В путь королевских наперсников проводили с помпою! Пели трубы, гарцевали на своих скакунах усачи гусары в латных кирасах и сверкающих на солнце шлемах. Реяли над отрядом знамена – зелено-желтый стяг Ливонии и польский «ожел бялый».
– Я вас навещу, – улыбаясь, обещалась Маша. – Скоро уже в Оберпалене буду, больно по Володеньке, сыну, соскучилась. Как-то он там, с кормилицами, с няньками?
Не поленясь, Вальтер заглянул на все постоялые дворы и почтовые станции, расположенные невдалеке от Кракова по Варшавскому шляху. Дело облегчало то, что все содержатели подобных местечек, являясь людьми весьма наблюдательными, на память не жаловались и от звонкой монеты отказываться не намеревались. Их ведь не родину просили продать! Подумаешь, кто-то кого-то ищет. Может, благое дело, а если и нет – какая разница?
– Пан в волчьей шапке? Гм-гм… А вашу монетку можно за зуб попробовать? Да, был такой третьего дня. Заезжал по пути из Кракова. Ладони еще такие… мозолистые, а одет как пан.
– Волчий плащ, говорите, ясновельможный пан? Да зимой тут таких много, всех и не упомнить никак! Десять грошей? Кому десять грошей? Ах, мне… А каких, не извольте гневаться, грошей – польских или литовских? Польских? А можно, не десять, а дюжину? Да, был такой шляхтич. Почему шляхтич? Так это, ясновельможный пан, завсегда по манерам видно. Быдло ведь сиволапое что? Вечно в грязи, неаккуратное. Придет – орет, промеж собой гнусными словами ругается, а многие – это я вам как уважаемому человеку скажу – этими самыми словами и не ругается вовсе, а на них разговаривает, потому как быдло оно быдло и есть – иначе не умеет. Так вот, ясновельможный, тот пан, про которого вы спрашиваете, вовсе не из таких! Видно, что есть воспитание, хоть и руки, как у хлопов, в мозолях.
– Да-да, был такой, с мозолями. Будто землекоп, но по обращению – шляхтич. Интересовался охотою, сам приехал из Кракова…
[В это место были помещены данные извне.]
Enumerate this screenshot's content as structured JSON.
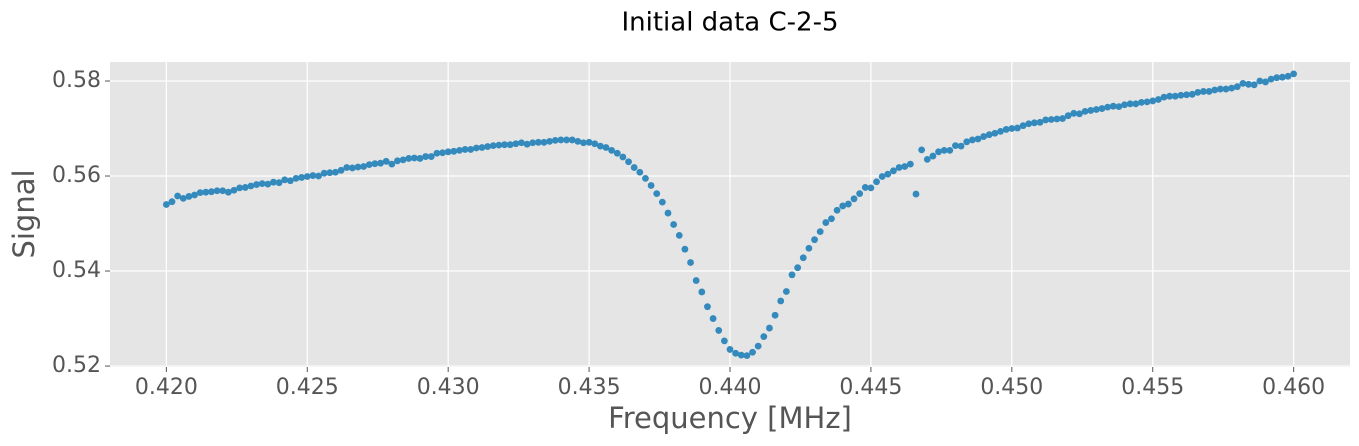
{
  "chart_data": {
    "type": "scatter",
    "title": "Initial data C-2-5",
    "xlabel": "Frequency [MHz]",
    "ylabel": "Signal",
    "color": "#348abd",
    "grid": true,
    "xlim": [
      0.418,
      0.462
    ],
    "ylim": [
      0.5198,
      0.584
    ],
    "xticks": [
      {
        "value": 0.42,
        "label": "0.420"
      },
      0.425,
      {
        "value": 0.43,
        "label": "0.430"
      },
      0.435,
      {
        "value": 0.44,
        "label": "0.440"
      },
      0.445,
      {
        "value": 0.45,
        "label": "0.450"
      },
      0.455,
      {
        "value": 0.46,
        "label": "0.460"
      }
    ],
    "yticks": [
      0.52,
      0.54,
      0.56,
      0.58
    ],
    "x": [
      0.42,
      0.4202,
      0.4204,
      0.4206,
      0.4208,
      0.421,
      0.4212,
      0.4214,
      0.4216,
      0.4218,
      0.422,
      0.4222,
      0.4224,
      0.4226,
      0.4228,
      0.423,
      0.4232,
      0.4234,
      0.4236,
      0.4238,
      0.424,
      0.4242,
      0.4244,
      0.4246,
      0.4248,
      0.425,
      0.4252,
      0.4254,
      0.4256,
      0.4258,
      0.426,
      0.4262,
      0.4264,
      0.4266,
      0.4268,
      0.427,
      0.4272,
      0.4274,
      0.4276,
      0.4278,
      0.428,
      0.4282,
      0.4284,
      0.4286,
      0.4288,
      0.429,
      0.4292,
      0.4294,
      0.4296,
      0.4298,
      0.43,
      0.4302,
      0.4304,
      0.4306,
      0.4308,
      0.431,
      0.4312,
      0.4314,
      0.4316,
      0.4318,
      0.432,
      0.4322,
      0.4324,
      0.4326,
      0.4328,
      0.433,
      0.4332,
      0.4334,
      0.4336,
      0.4338,
      0.434,
      0.4342,
      0.4344,
      0.4346,
      0.4348,
      0.435,
      0.4352,
      0.4354,
      0.4356,
      0.4358,
      0.436,
      0.4362,
      0.4364,
      0.4366,
      0.4368,
      0.437,
      0.4372,
      0.4374,
      0.4376,
      0.4378,
      0.438,
      0.4382,
      0.4384,
      0.4386,
      0.4388,
      0.439,
      0.4392,
      0.4394,
      0.4396,
      0.4398,
      0.44,
      0.4402,
      0.4404,
      0.4406,
      0.4408,
      0.441,
      0.4412,
      0.4414,
      0.4416,
      0.4418,
      0.442,
      0.4422,
      0.4424,
      0.4426,
      0.4428,
      0.443,
      0.4432,
      0.4434,
      0.4436,
      0.4438,
      0.444,
      0.4442,
      0.4444,
      0.4446,
      0.4448,
      0.445,
      0.4452,
      0.4454,
      0.4456,
      0.4458,
      0.446,
      0.4462,
      0.4464,
      0.4466,
      0.4468,
      0.447,
      0.4472,
      0.4474,
      0.4476,
      0.4478,
      0.448,
      0.4482,
      0.4484,
      0.4486,
      0.4488,
      0.449,
      0.4492,
      0.4494,
      0.4496,
      0.4498,
      0.45,
      0.4502,
      0.4504,
      0.4506,
      0.4508,
      0.451,
      0.4512,
      0.4514,
      0.4516,
      0.4518,
      0.452,
      0.4522,
      0.4524,
      0.4526,
      0.4528,
      0.453,
      0.4532,
      0.4534,
      0.4536,
      0.4538,
      0.454,
      0.4542,
      0.4544,
      0.4546,
      0.4548,
      0.455,
      0.4552,
      0.4554,
      0.4556,
      0.4558,
      0.456,
      0.4562,
      0.4564,
      0.4566,
      0.4568,
      0.457,
      0.4572,
      0.4574,
      0.4576,
      0.4578,
      0.458,
      0.4582,
      0.4584,
      0.4586,
      0.4588,
      0.459,
      0.4592,
      0.4594,
      0.4596,
      0.4598,
      0.46
    ],
    "values": [
      0.554,
      0.5546,
      0.5558,
      0.5553,
      0.5557,
      0.556,
      0.5565,
      0.5566,
      0.5567,
      0.5569,
      0.5569,
      0.5566,
      0.557,
      0.5575,
      0.5576,
      0.5579,
      0.5582,
      0.5584,
      0.5583,
      0.5587,
      0.5586,
      0.5592,
      0.559,
      0.5595,
      0.5597,
      0.5599,
      0.5601,
      0.56,
      0.5606,
      0.5607,
      0.5608,
      0.5612,
      0.5618,
      0.5617,
      0.5619,
      0.562,
      0.5624,
      0.5626,
      0.5627,
      0.5631,
      0.5625,
      0.5632,
      0.5634,
      0.5637,
      0.5638,
      0.5637,
      0.5641,
      0.5641,
      0.5648,
      0.5649,
      0.5651,
      0.5652,
      0.5654,
      0.5656,
      0.5656,
      0.5659,
      0.566,
      0.5662,
      0.5664,
      0.5665,
      0.5666,
      0.5666,
      0.5668,
      0.567,
      0.5667,
      0.567,
      0.5671,
      0.5671,
      0.5673,
      0.5675,
      0.5676,
      0.5676,
      0.5676,
      0.5673,
      0.567,
      0.5671,
      0.5668,
      0.5663,
      0.566,
      0.5654,
      0.5648,
      0.564,
      0.563,
      0.5618,
      0.5608,
      0.5595,
      0.558,
      0.5563,
      0.5545,
      0.5522,
      0.5498,
      0.5475,
      0.5446,
      0.5418,
      0.538,
      0.5356,
      0.5325,
      0.53,
      0.5275,
      0.5253,
      0.5235,
      0.5227,
      0.5223,
      0.5222,
      0.5229,
      0.5242,
      0.5262,
      0.528,
      0.5307,
      0.5337,
      0.5357,
      0.5392,
      0.5407,
      0.5428,
      0.5448,
      0.5466,
      0.5483,
      0.5502,
      0.551,
      0.5528,
      0.5537,
      0.5541,
      0.5552,
      0.5563,
      0.5576,
      0.5575,
      0.5588,
      0.5599,
      0.5604,
      0.5611,
      0.5618,
      0.562,
      0.5625,
      0.5562,
      0.5655,
      0.5635,
      0.5642,
      0.5651,
      0.5654,
      0.5654,
      0.5664,
      0.5663,
      0.5672,
      0.5676,
      0.5678,
      0.5683,
      0.5687,
      0.569,
      0.5694,
      0.5698,
      0.57,
      0.5701,
      0.5706,
      0.571,
      0.5712,
      0.5713,
      0.5718,
      0.5719,
      0.572,
      0.5721,
      0.5727,
      0.5732,
      0.5731,
      0.5736,
      0.5738,
      0.574,
      0.5742,
      0.5745,
      0.5747,
      0.5746,
      0.575,
      0.5752,
      0.5752,
      0.5755,
      0.5756,
      0.5758,
      0.5761,
      0.5766,
      0.5768,
      0.5768,
      0.577,
      0.5771,
      0.5772,
      0.5776,
      0.5778,
      0.5778,
      0.5781,
      0.5783,
      0.5783,
      0.5785,
      0.5788,
      0.5795,
      0.5793,
      0.5792,
      0.58,
      0.5798,
      0.5804,
      0.5807,
      0.5808,
      0.581,
      0.5815
    ]
  }
}
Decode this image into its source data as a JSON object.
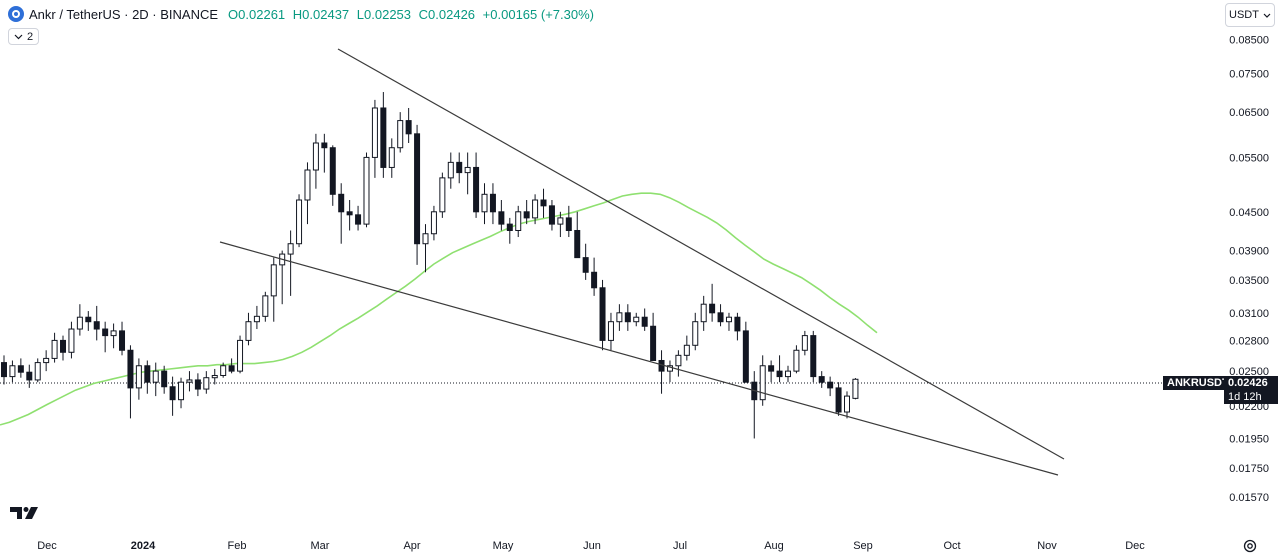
{
  "header": {
    "symbol_title": "Ankr / TetherUS · 2D · BINANCE",
    "open": "O0.02261",
    "high": "H0.02437",
    "low": "L0.02253",
    "close": "C0.02426",
    "change": "+0.00165 (+7.30%)",
    "indicator_count": "2",
    "currency": "USDT"
  },
  "price_label": {
    "ticker": "ANKRUSDT",
    "value": "0.02426",
    "countdown": "1d 12h"
  },
  "colors": {
    "up": "#ffffff",
    "down": "#131722",
    "candle_outline": "#131722",
    "ma": "#8fe070",
    "trendline": "#3b3b3b",
    "brand": "#2e6fd8"
  },
  "chart_data": {
    "type": "candlestick",
    "price_scale": "log",
    "ylim": [
      0.0152,
      0.088
    ],
    "y_ticks": [
      "0.08500",
      "0.07500",
      "0.06500",
      "0.05500",
      "0.04500",
      "0.03900",
      "0.03500",
      "0.03100",
      "0.02800",
      "0.02500",
      "0.02200",
      "0.01950",
      "0.01750",
      "0.01570"
    ],
    "x_ticks": [
      "Dec",
      "2024",
      "Feb",
      "Mar",
      "Apr",
      "May",
      "Jun",
      "Jul",
      "Aug",
      "Sep",
      "Oct",
      "Nov",
      "Dec"
    ],
    "last_price": 0.02426,
    "candles": [
      [
        0.0258,
        0.0265,
        0.0238,
        0.0245
      ],
      [
        0.0245,
        0.026,
        0.024,
        0.0255
      ],
      [
        0.0255,
        0.0262,
        0.0244,
        0.0249
      ],
      [
        0.0249,
        0.0256,
        0.0235,
        0.0242
      ],
      [
        0.0242,
        0.0262,
        0.024,
        0.0258
      ],
      [
        0.0258,
        0.027,
        0.025,
        0.0262
      ],
      [
        0.0262,
        0.0288,
        0.0258,
        0.028
      ],
      [
        0.028,
        0.0285,
        0.026,
        0.0268
      ],
      [
        0.0268,
        0.03,
        0.0262,
        0.0292
      ],
      [
        0.0292,
        0.032,
        0.0285,
        0.0305
      ],
      [
        0.0305,
        0.0312,
        0.029,
        0.03
      ],
      [
        0.03,
        0.0318,
        0.028,
        0.0292
      ],
      [
        0.0292,
        0.03,
        0.0268,
        0.0285
      ],
      [
        0.0285,
        0.0298,
        0.0272,
        0.029
      ],
      [
        0.029,
        0.03,
        0.0265,
        0.027
      ],
      [
        0.027,
        0.0275,
        0.021,
        0.0235
      ],
      [
        0.0235,
        0.0262,
        0.0225,
        0.0255
      ],
      [
        0.0255,
        0.026,
        0.023,
        0.024
      ],
      [
        0.024,
        0.0258,
        0.0228,
        0.025
      ],
      [
        0.025,
        0.0255,
        0.023,
        0.0236
      ],
      [
        0.0236,
        0.0245,
        0.0212,
        0.0225
      ],
      [
        0.0225,
        0.0244,
        0.0218,
        0.024
      ],
      [
        0.024,
        0.025,
        0.0232,
        0.0242
      ],
      [
        0.0242,
        0.0248,
        0.0228,
        0.0234
      ],
      [
        0.0234,
        0.025,
        0.023,
        0.0244
      ],
      [
        0.0244,
        0.0252,
        0.0238,
        0.0246
      ],
      [
        0.0246,
        0.0258,
        0.0244,
        0.0255
      ],
      [
        0.0255,
        0.0262,
        0.0248,
        0.025
      ],
      [
        0.025,
        0.0285,
        0.0248,
        0.028
      ],
      [
        0.028,
        0.031,
        0.0275,
        0.03
      ],
      [
        0.03,
        0.0318,
        0.0292,
        0.0306
      ],
      [
        0.0306,
        0.0335,
        0.03,
        0.033
      ],
      [
        0.033,
        0.038,
        0.03,
        0.037
      ],
      [
        0.037,
        0.039,
        0.032,
        0.0385
      ],
      [
        0.0385,
        0.042,
        0.033,
        0.04
      ],
      [
        0.04,
        0.048,
        0.0395,
        0.047
      ],
      [
        0.047,
        0.054,
        0.043,
        0.0525
      ],
      [
        0.0525,
        0.06,
        0.049,
        0.058
      ],
      [
        0.058,
        0.06,
        0.052,
        0.057
      ],
      [
        0.057,
        0.0575,
        0.046,
        0.048
      ],
      [
        0.048,
        0.05,
        0.04,
        0.045
      ],
      [
        0.045,
        0.047,
        0.042,
        0.0445
      ],
      [
        0.0445,
        0.046,
        0.042,
        0.043
      ],
      [
        0.043,
        0.056,
        0.0425,
        0.055
      ],
      [
        0.055,
        0.068,
        0.051,
        0.066
      ],
      [
        0.066,
        0.07,
        0.051,
        0.053
      ],
      [
        0.053,
        0.059,
        0.051,
        0.057
      ],
      [
        0.057,
        0.065,
        0.056,
        0.063
      ],
      [
        0.063,
        0.066,
        0.058,
        0.06
      ],
      [
        0.06,
        0.062,
        0.037,
        0.04
      ],
      [
        0.04,
        0.043,
        0.036,
        0.0415
      ],
      [
        0.0415,
        0.046,
        0.0405,
        0.045
      ],
      [
        0.045,
        0.052,
        0.044,
        0.051
      ],
      [
        0.051,
        0.056,
        0.049,
        0.054
      ],
      [
        0.054,
        0.056,
        0.05,
        0.052
      ],
      [
        0.052,
        0.056,
        0.048,
        0.053
      ],
      [
        0.053,
        0.056,
        0.044,
        0.045
      ],
      [
        0.045,
        0.05,
        0.043,
        0.048
      ],
      [
        0.048,
        0.05,
        0.043,
        0.045
      ],
      [
        0.045,
        0.047,
        0.042,
        0.043
      ],
      [
        0.043,
        0.044,
        0.04,
        0.042
      ],
      [
        0.042,
        0.046,
        0.041,
        0.045
      ],
      [
        0.045,
        0.047,
        0.043,
        0.044
      ],
      [
        0.044,
        0.048,
        0.043,
        0.047
      ],
      [
        0.047,
        0.049,
        0.044,
        0.046
      ],
      [
        0.046,
        0.047,
        0.042,
        0.043
      ],
      [
        0.043,
        0.045,
        0.041,
        0.044
      ],
      [
        0.044,
        0.046,
        0.041,
        0.042
      ],
      [
        0.042,
        0.045,
        0.038,
        0.038
      ],
      [
        0.038,
        0.04,
        0.035,
        0.036
      ],
      [
        0.036,
        0.038,
        0.033,
        0.034
      ],
      [
        0.034,
        0.035,
        0.027,
        0.028
      ],
      [
        0.028,
        0.031,
        0.027,
        0.03
      ],
      [
        0.03,
        0.032,
        0.029,
        0.031
      ],
      [
        0.031,
        0.032,
        0.029,
        0.03
      ],
      [
        0.03,
        0.031,
        0.0295,
        0.0305
      ],
      [
        0.0305,
        0.0315,
        0.029,
        0.0295
      ],
      [
        0.0295,
        0.031,
        0.026,
        0.026
      ],
      [
        0.026,
        0.027,
        0.023,
        0.025
      ],
      [
        0.025,
        0.026,
        0.024,
        0.0255
      ],
      [
        0.0255,
        0.027,
        0.0245,
        0.0265
      ],
      [
        0.0265,
        0.0285,
        0.026,
        0.0275
      ],
      [
        0.0275,
        0.031,
        0.027,
        0.03
      ],
      [
        0.03,
        0.033,
        0.029,
        0.032
      ],
      [
        0.032,
        0.0345,
        0.03,
        0.031
      ],
      [
        0.031,
        0.032,
        0.0295,
        0.03
      ],
      [
        0.03,
        0.031,
        0.029,
        0.0305
      ],
      [
        0.0305,
        0.031,
        0.028,
        0.029
      ],
      [
        0.029,
        0.03,
        0.024,
        0.024
      ],
      [
        0.024,
        0.025,
        0.0195,
        0.0225
      ],
      [
        0.0225,
        0.0265,
        0.022,
        0.0255
      ],
      [
        0.0255,
        0.026,
        0.024,
        0.025
      ],
      [
        0.025,
        0.0265,
        0.024,
        0.0245
      ],
      [
        0.0245,
        0.0255,
        0.024,
        0.025
      ],
      [
        0.025,
        0.0275,
        0.0248,
        0.027
      ],
      [
        0.027,
        0.029,
        0.0265,
        0.0285
      ],
      [
        0.0285,
        0.029,
        0.024,
        0.0245
      ],
      [
        0.0245,
        0.025,
        0.0235,
        0.024
      ],
      [
        0.024,
        0.0245,
        0.0228,
        0.0235
      ],
      [
        0.0235,
        0.024,
        0.0212,
        0.0215
      ],
      [
        0.0215,
        0.0232,
        0.021,
        0.0228
      ],
      [
        0.02261,
        0.02437,
        0.02253,
        0.02426
      ]
    ],
    "moving_average": [
      0.0205,
      0.0207,
      0.021,
      0.0213,
      0.0217,
      0.0221,
      0.0225,
      0.0229,
      0.0233,
      0.0236,
      0.0239,
      0.0241,
      0.0243,
      0.0245,
      0.0247,
      0.0249,
      0.025,
      0.0251,
      0.0252,
      0.0253,
      0.0254,
      0.0255,
      0.0255,
      0.0256,
      0.0256,
      0.0257,
      0.0257,
      0.0257,
      0.0258,
      0.0259,
      0.0261,
      0.0264,
      0.0268,
      0.0273,
      0.0279,
      0.0285,
      0.0292,
      0.0298,
      0.0304,
      0.0311,
      0.0318,
      0.0326,
      0.0334,
      0.0342,
      0.0351,
      0.0361,
      0.0371,
      0.0379,
      0.0387,
      0.0393,
      0.0399,
      0.0405,
      0.0411,
      0.0418,
      0.0424,
      0.043,
      0.0434,
      0.0437,
      0.044,
      0.0443,
      0.0446,
      0.045,
      0.0455,
      0.046,
      0.0465,
      0.0471,
      0.0477,
      0.048,
      0.0482,
      0.0482,
      0.048,
      0.0474,
      0.0466,
      0.0457,
      0.0449,
      0.0441,
      0.0432,
      0.0421,
      0.0409,
      0.0398,
      0.0388,
      0.0378,
      0.0371,
      0.0365,
      0.0359,
      0.0353,
      0.0345,
      0.0337,
      0.0328,
      0.032,
      0.0313,
      0.0305,
      0.0296,
      0.0288
    ]
  }
}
Дошла очередь и до Кракова. Все корчмы обошел Вальтер за три дня, на все постоялые дворы заглянул, во все таверны. Много чего выпил, еще больше потратил на развязывание языков. Некоторые трактирщики «пана с мозолями» видели, и совсем недавно: да, мол, захаживал, но жил не у них – точно!
Один мальчишка-слуга из таверны «У чаши», правда, припомнил еще, как «мозолисты пан», выпив пива, вдруг заговорил про евреев.
– К чему б про евреев? – удивился наемник. – Он их ругал или, наоборот, хвалил?
По-польски, кстати сказать, Вальтер говорил так же хорошо, как и по-русски. И по-литовски, и еще много на каких языках.
– Не то чтобы сильно ругал, пане, – ковыряя в носу, мальчишка задумался. – Но и не хвалил, а говорил как-то с досадою, мол, прижимистые эти краковские евреи.
– Тот вот, с мозолистыми ладонями, пан так и говорил? – уточнил Вальтер.
– Ну да, тот, – служка поморгал и кивнул с такой важностью, будто он был ну уж если не королем, то магнатом Речи Посполитой точно. – Наверное, скупой. А вы, пане, щедрый! Еще принести пива? С колбасками?
– Пива? С колбасками? А давай! – убивец неожиданно рассмеялся. Неожиданно – в первую очередь для самого себя, вообще-то Вальтер не был склонен к излишним эмоциям.